In 1996, Yamaha released MU10 external module, basically, a DB50XG in a case and later the SW60XG ISA PC card and the DB51XG a smaller version of the DB50XG daughterboard. Coupled with their tone generator, these devices included an onboard 4MB sound bank chip of sampled instruments and became highly desirable among MIDI fans due to their crisp, high-quality sounds similar to the newer models of Roland Sound Canvas .  These devices feature an effects processing system with individual stereo reverb and chorus effects on any of 16 channels, the ability to route any of the channels through an additional 'insertion' effect, and even guitar amp and wah-wah pedal simulations.
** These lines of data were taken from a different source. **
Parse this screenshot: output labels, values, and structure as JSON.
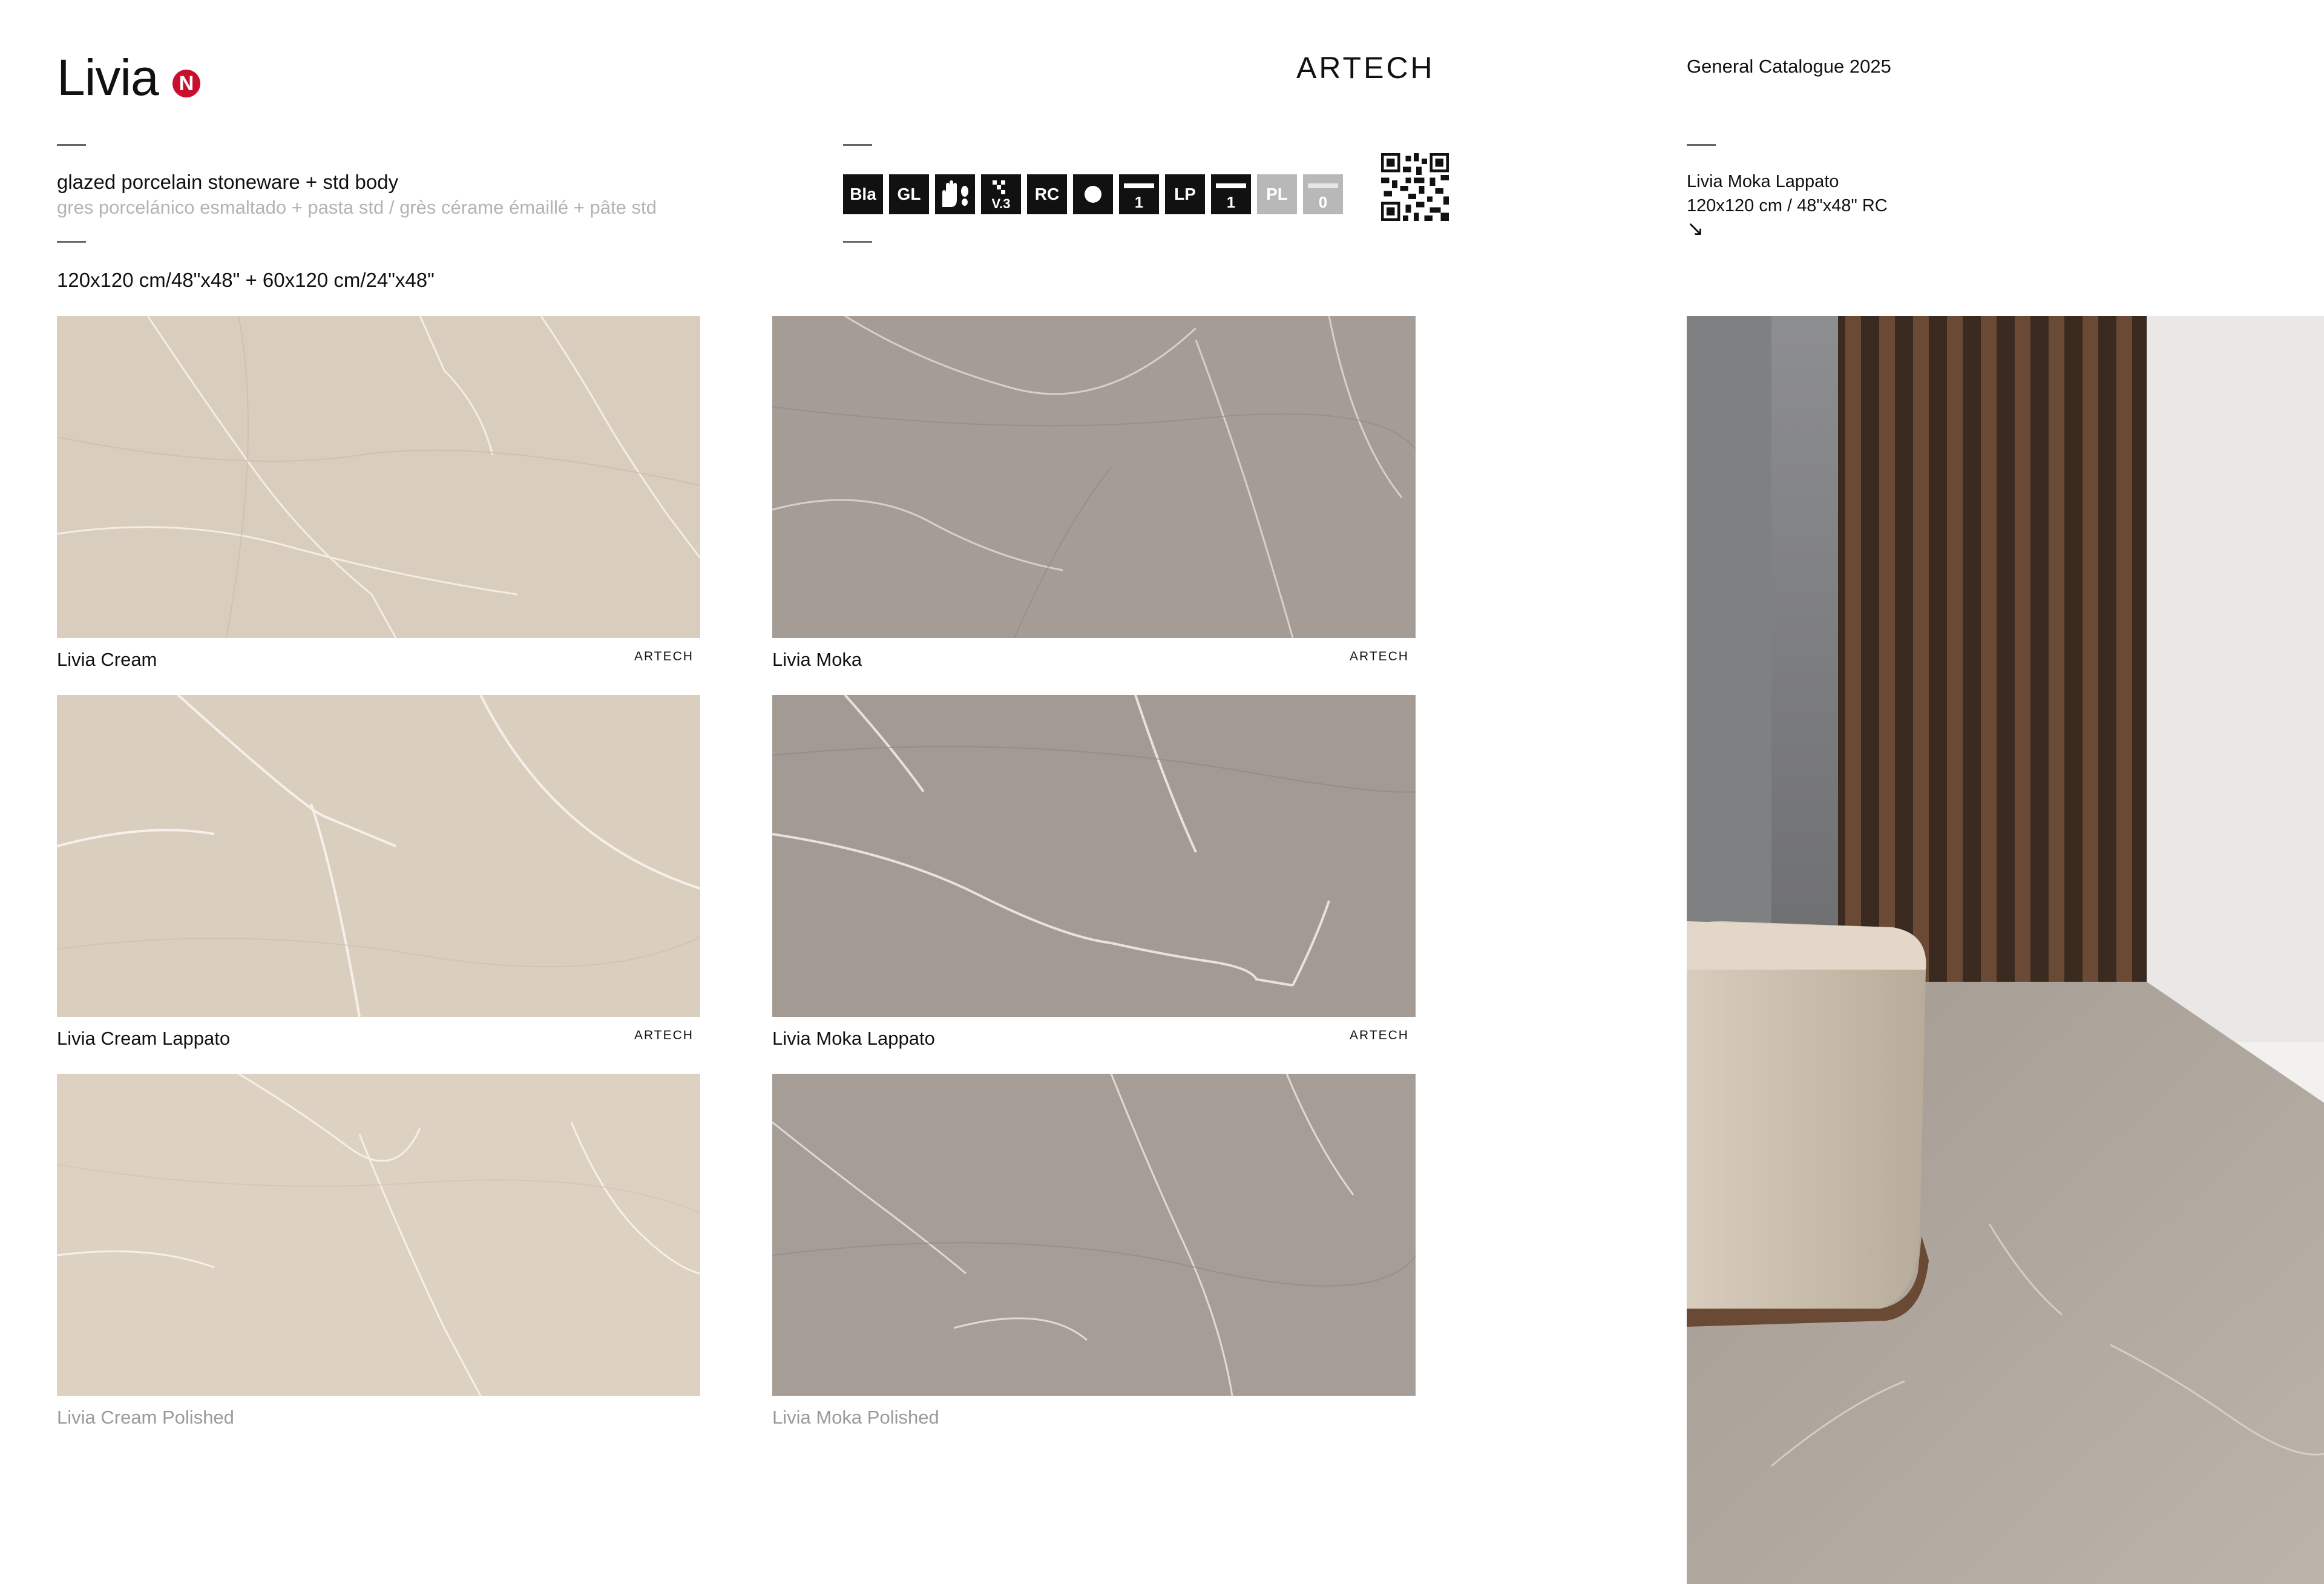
{
  "header": {
    "collection": "Livia",
    "new_badge": "N",
    "brand": "ARTECH",
    "catalogue": "General Catalogue 2025"
  },
  "product": {
    "type_en": "glazed porcelain stoneware + std body",
    "type_alt": "gres porcelánico esmaltado + pasta std / grès cérame émaillé + pâte std",
    "sizes": "120x120 cm/48\"x48\" + 60x120 cm/24\"x48\""
  },
  "tech_icons": [
    {
      "label": "Bla",
      "style": "dark"
    },
    {
      "label": "GL",
      "style": "dark"
    },
    {
      "label": "",
      "style": "dark",
      "icon": "hand-foot-icon"
    },
    {
      "label": "V.3",
      "style": "dark",
      "icon": "shade-variation-icon"
    },
    {
      "label": "RC",
      "style": "dark"
    },
    {
      "label": "",
      "style": "dark",
      "icon": "dot-icon"
    },
    {
      "label": "1",
      "style": "dark",
      "icon": "slip-resistance-icon"
    },
    {
      "label": "LP",
      "style": "dark"
    },
    {
      "label": "1",
      "style": "dark",
      "icon": "slip-resistance-icon"
    },
    {
      "label": "PL",
      "style": "grey"
    },
    {
      "label": "0",
      "style": "grey",
      "icon": "slip-resistance-icon"
    }
  ],
  "qr": {
    "icon": "qr-code-icon"
  },
  "samples": [
    {
      "name": "Livia Cream",
      "brand": "ARTECH",
      "finish": "matt",
      "color": "#d9cdbd",
      "muted": false
    },
    {
      "name": "Livia Moka",
      "brand": "ARTECH",
      "finish": "matt",
      "color": "#a59d95",
      "muted": false
    },
    {
      "name": "Livia Cream Lappato",
      "brand": "ARTECH",
      "finish": "lappato",
      "color": "#dacebf",
      "muted": false
    },
    {
      "name": "Livia Moka Lappato",
      "brand": "ARTECH",
      "finish": "lappato",
      "color": "#a39b93",
      "muted": false
    },
    {
      "name": "Livia Cream Polished",
      "brand": "",
      "finish": "polished",
      "color": "#ddd1c2",
      "muted": true
    },
    {
      "name": "Livia Moka Polished",
      "brand": "",
      "finish": "polished",
      "color": "#a69e96",
      "muted": true
    }
  ],
  "ambient": {
    "caption_line1": "Livia Moka Lappato",
    "caption_line2": "120x120 cm / 48\"x48\" RC",
    "arrow": "↘"
  },
  "colors": {
    "accent_red": "#c8102e",
    "muted_text": "#b3b3b3"
  }
}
Yamaha's in-house songwriters often utilized these tools to demonstrate the power of the XG format, notably recreating Jimi Hendrix leads complete with feedback, flamenco guitar with distinct pick/hammered notes and finger slides, growling saxophones, and even a very convincing sitar .

Discontinued products
The DB50XG, DB51XG, SW60XG and SW1000XG are all discontinued.
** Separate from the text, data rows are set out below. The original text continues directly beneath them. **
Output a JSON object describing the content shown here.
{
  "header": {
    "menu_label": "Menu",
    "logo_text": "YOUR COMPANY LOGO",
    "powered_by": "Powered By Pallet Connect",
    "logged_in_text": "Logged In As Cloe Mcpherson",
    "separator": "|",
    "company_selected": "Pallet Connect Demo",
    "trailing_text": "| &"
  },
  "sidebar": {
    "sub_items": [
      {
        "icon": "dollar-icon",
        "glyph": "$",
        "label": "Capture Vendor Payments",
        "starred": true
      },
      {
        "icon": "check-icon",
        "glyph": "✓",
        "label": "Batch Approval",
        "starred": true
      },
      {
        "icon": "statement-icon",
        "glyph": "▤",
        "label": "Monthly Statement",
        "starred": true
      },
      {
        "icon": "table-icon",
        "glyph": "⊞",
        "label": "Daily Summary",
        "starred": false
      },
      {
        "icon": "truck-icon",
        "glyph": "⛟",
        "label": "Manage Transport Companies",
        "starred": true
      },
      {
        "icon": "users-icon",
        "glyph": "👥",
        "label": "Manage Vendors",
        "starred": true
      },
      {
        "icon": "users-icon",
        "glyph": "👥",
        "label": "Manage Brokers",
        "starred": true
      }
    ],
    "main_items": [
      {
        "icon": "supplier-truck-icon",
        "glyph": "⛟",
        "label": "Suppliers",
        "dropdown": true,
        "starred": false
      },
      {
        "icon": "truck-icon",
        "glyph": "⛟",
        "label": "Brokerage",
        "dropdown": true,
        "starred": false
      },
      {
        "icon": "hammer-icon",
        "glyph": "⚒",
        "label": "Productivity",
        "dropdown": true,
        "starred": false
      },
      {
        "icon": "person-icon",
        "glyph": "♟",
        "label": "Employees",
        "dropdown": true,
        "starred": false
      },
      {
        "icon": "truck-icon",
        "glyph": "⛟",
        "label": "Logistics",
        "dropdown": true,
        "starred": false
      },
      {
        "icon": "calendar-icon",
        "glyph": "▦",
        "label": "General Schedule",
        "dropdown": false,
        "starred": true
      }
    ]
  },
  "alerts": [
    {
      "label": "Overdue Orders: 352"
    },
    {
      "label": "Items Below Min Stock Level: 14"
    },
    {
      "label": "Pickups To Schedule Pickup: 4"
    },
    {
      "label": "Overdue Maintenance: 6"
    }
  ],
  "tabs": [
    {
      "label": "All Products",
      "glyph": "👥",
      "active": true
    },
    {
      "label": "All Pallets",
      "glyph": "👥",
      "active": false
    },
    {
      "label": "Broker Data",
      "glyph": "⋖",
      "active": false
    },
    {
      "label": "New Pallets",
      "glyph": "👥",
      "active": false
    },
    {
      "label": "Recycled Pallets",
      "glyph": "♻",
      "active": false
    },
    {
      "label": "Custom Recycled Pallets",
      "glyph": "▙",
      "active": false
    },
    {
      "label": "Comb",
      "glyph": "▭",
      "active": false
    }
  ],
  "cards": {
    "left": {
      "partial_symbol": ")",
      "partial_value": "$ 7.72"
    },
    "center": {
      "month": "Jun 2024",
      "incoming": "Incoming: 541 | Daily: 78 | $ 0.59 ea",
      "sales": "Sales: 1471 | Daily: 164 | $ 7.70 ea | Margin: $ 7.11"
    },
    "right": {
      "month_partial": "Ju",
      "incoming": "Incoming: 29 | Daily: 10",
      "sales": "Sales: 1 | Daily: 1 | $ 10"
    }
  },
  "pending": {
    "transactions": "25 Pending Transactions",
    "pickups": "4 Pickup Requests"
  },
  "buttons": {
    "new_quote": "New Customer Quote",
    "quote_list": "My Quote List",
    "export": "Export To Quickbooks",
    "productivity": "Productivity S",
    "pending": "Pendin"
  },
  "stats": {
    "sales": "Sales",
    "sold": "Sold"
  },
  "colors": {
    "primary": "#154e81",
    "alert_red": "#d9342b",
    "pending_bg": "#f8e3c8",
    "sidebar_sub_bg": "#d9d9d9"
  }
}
The SW1000XG was popular in the professional music industry, and many of Yamaha's amateur and professional keyboards implement either XG or a subset, known as "XGlite".  Many notebooks include the Yamaha YMF7xx chipset which has a scaled-down XG-compatible MIDI synth. The DB60XG, a DB50XG with an analog input, is available only in Japan. .Most XG standard tone generators can switch itself into TG300B mode, which is an emulation of the competing Roland GS standard that allows adequate playback of musical data bearing the GS logo.
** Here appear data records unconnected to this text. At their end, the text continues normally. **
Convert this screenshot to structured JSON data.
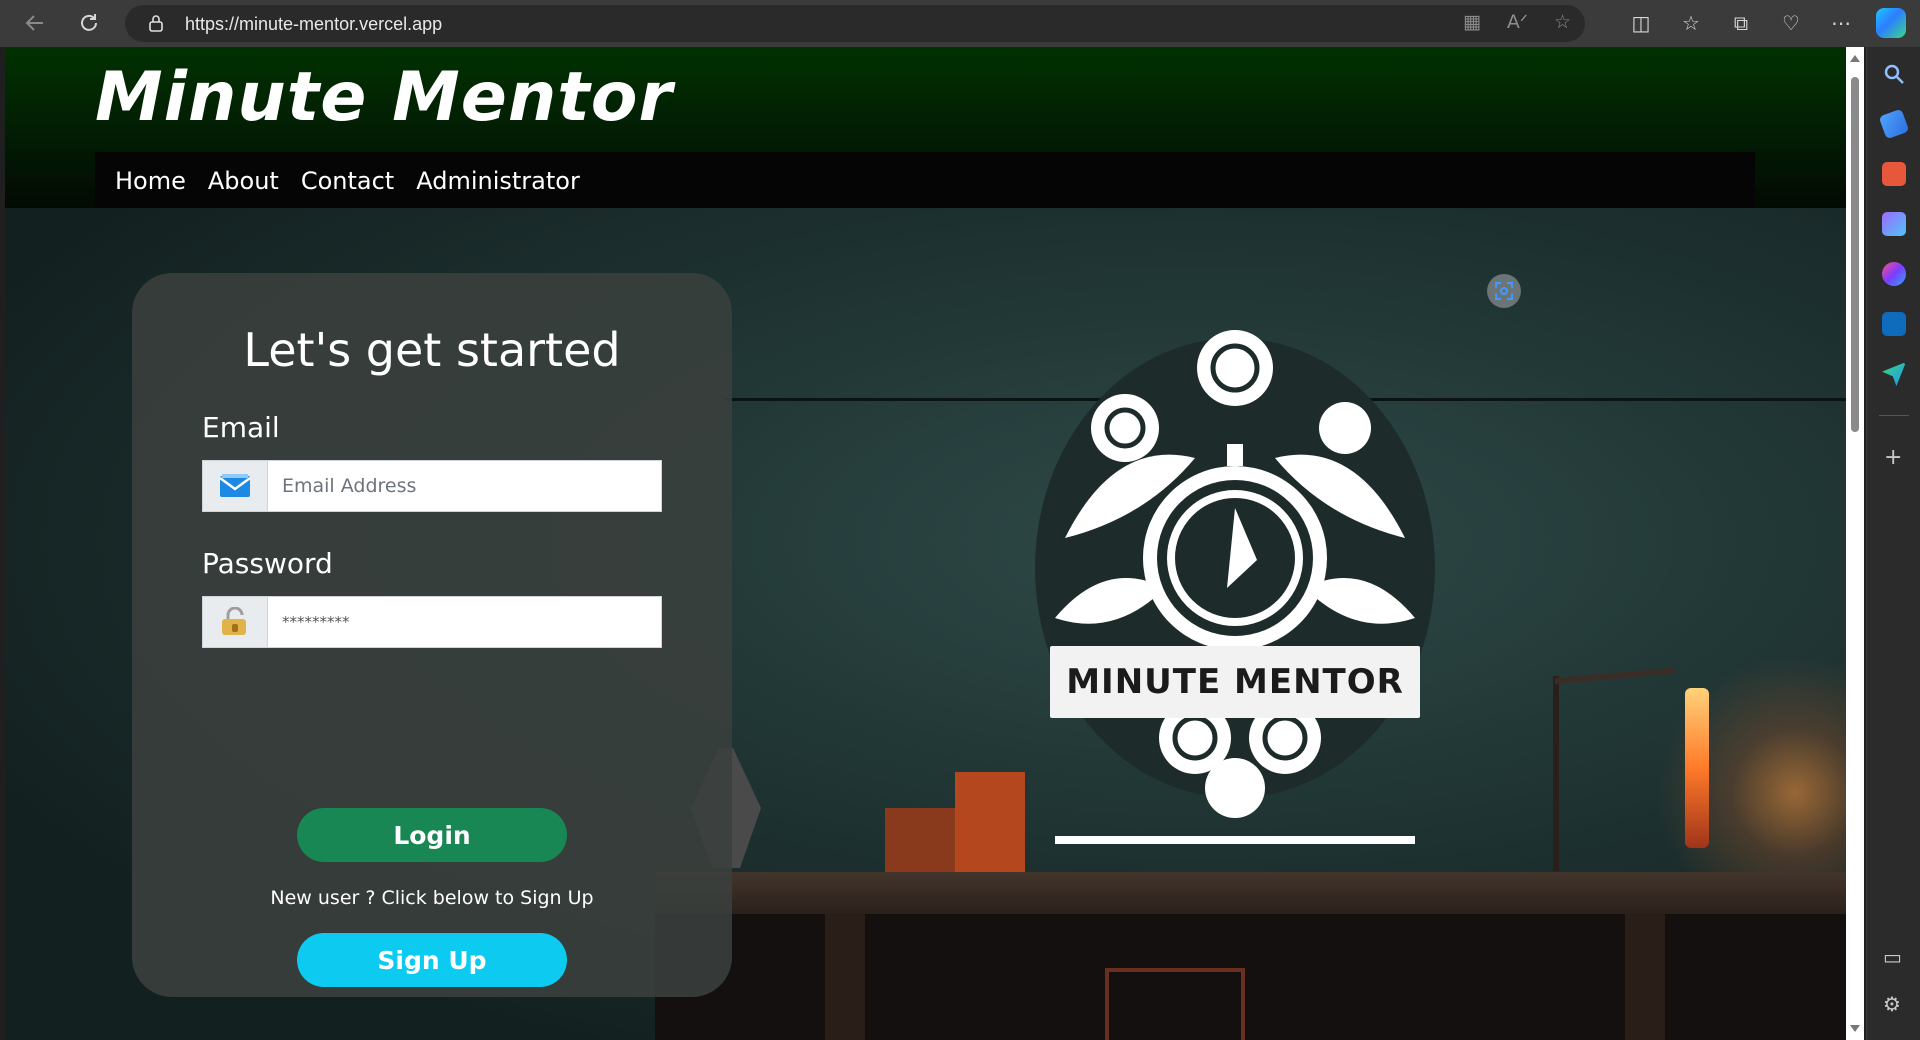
{
  "browser": {
    "url": "https://minute-mentor.vercel.app"
  },
  "site": {
    "brand": "Minute Mentor",
    "nav": [
      {
        "label": "Home"
      },
      {
        "label": "About"
      },
      {
        "label": "Contact"
      },
      {
        "label": "Administrator"
      }
    ]
  },
  "login": {
    "title": "Let's get started",
    "email_label": "Email",
    "email_placeholder": "Email Address",
    "password_label": "Password",
    "password_value": "*********",
    "login_button": "Login",
    "signup_hint": "New user ? Click below to Sign Up",
    "signup_button": "Sign Up"
  },
  "hero": {
    "logo_text": "MINUTE MENTOR"
  },
  "colors": {
    "login_button": "#198754",
    "signup_button": "#0dcaf0",
    "header_green": "#013101"
  }
}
The XG-compatible Yamaha S-YXG50 SoftSynthesizer, which is discontinued, is an entirely  software-based MIDI synth. It used a 2 MB or 4 MB wavetable sound set, and was common among non-professional users who needed a cheap, high-quality MIDI synthesizer for purposes such as playing games that rely on MIDI to produce music and sound effects.

Korg compatibility
Korg, due to its close relationship with Yamaha, released three instruments with XG compatibility:

 the NS5R, which offered XG compatibility through an add-in daughterboard;
 the NX5R, electronically similar to the NS5R, except that the daughterboard is part of the instrument;
 the N-series of keyboards and modules, which also offered support for Roland's GS and GM2 standards as well.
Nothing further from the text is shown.